草兒說:“讀小學時,小學隔壁就是京劇團,偷着練了兩嗓子,當店小二用得上,上臺演出就不行囉。”說說笑笑時,一個接一個的菜盤子就進來了。我說:“今天我只帶了五瓶茅臺酒,這五瓶酒喝完了,我們就歇菜,行不?”
李茂才說:“我把手機關了,好久沒和水總、潘總及各位老總在一起喝酒暢談了,盡興吧。”
“今天的執壺者,不是我水總,也不是潘總,這個權力交給我的三妹李凰芹。”我說。
李凰芹站起來一一斟酒,轉了一圈落座後,又站起來舉起酒杯說:“各位領導,各位兄弟姐妹們,爲了我們的事業、爲了我們的理想、爲了周村的建設、爲了我們的未來,我們一起幹杯!”話音剛落,觥籌交錯,玻璃杯的撞擊聲像打擊樂在找不到旋律時的任意揮灑,整個場面的預熱序曲算是開幕了。

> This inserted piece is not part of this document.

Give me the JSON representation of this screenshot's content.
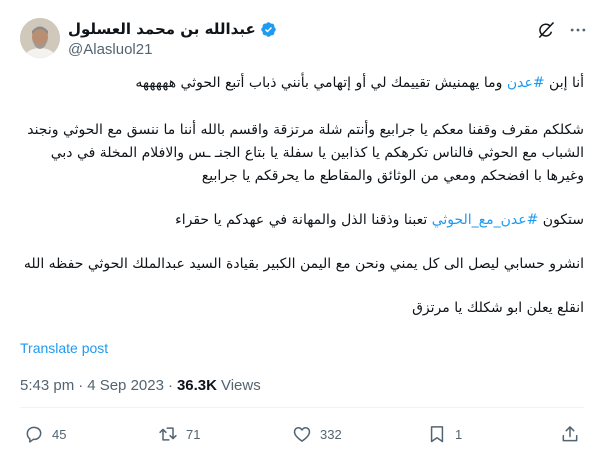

第一輪後,李凰芹說:“換大杯,這個小屎殼郎不過癮。”於是李草兒又衝着門外喊道:“服——務——員——,換——酒——杯!”一個服務小姐進門後,問需要什麼服務。李凰芹拿起手中的小酒杯,說:“這個小屎殼郎,是不會喝酒或者初學喝酒者用的,我們今天來的都是久經考驗的鬥士,請跟我們換大杯,行不?”
“行啊,不知您要多大的酒杯?”服務員說。
“二兩的酒杯有沒有?”李凰芹問。
“沒有,只有一兩和三兩的酒杯。姐姐要哪一種?”服務員又問。
“好,就來三兩的酒杯,每個人一個。”三妹的話剛一出口,我趕忙用腳踩住她的腳背,意思是告訴他,我不要大酒杯。她把腳抽出來反踩在我的腳背上,意思是:“不讓我喝,做做樣子而已。”
於是,服務員端上來九個三兩的大玻璃杯,我一看這架勢,心裡有點慌,朝草兒使了個眼色,草兒把一杯白開水推到了我的面前,李凰芹在斟酒時,一看我面前有了一杯,心領神會地繞開我,跟潘小婉斟酒。潘小婉伸出兩個小指頭,說:“行了行了,我的三姐。”其實,我們在斗酒時,都用手勢或腳發暗號。潘小婉伸出兩個手指,是告訴她,第二杯後,酒壺就要換陰陽壺。陰陽壺的發明者是李大鵬,有一個機關在手中,把按鈕按下去出來的是水,按上來出來的是酒。每次斗酒時,用此法戰無不勝,攻無不克,沒有人不被我們聯手幹趴下的。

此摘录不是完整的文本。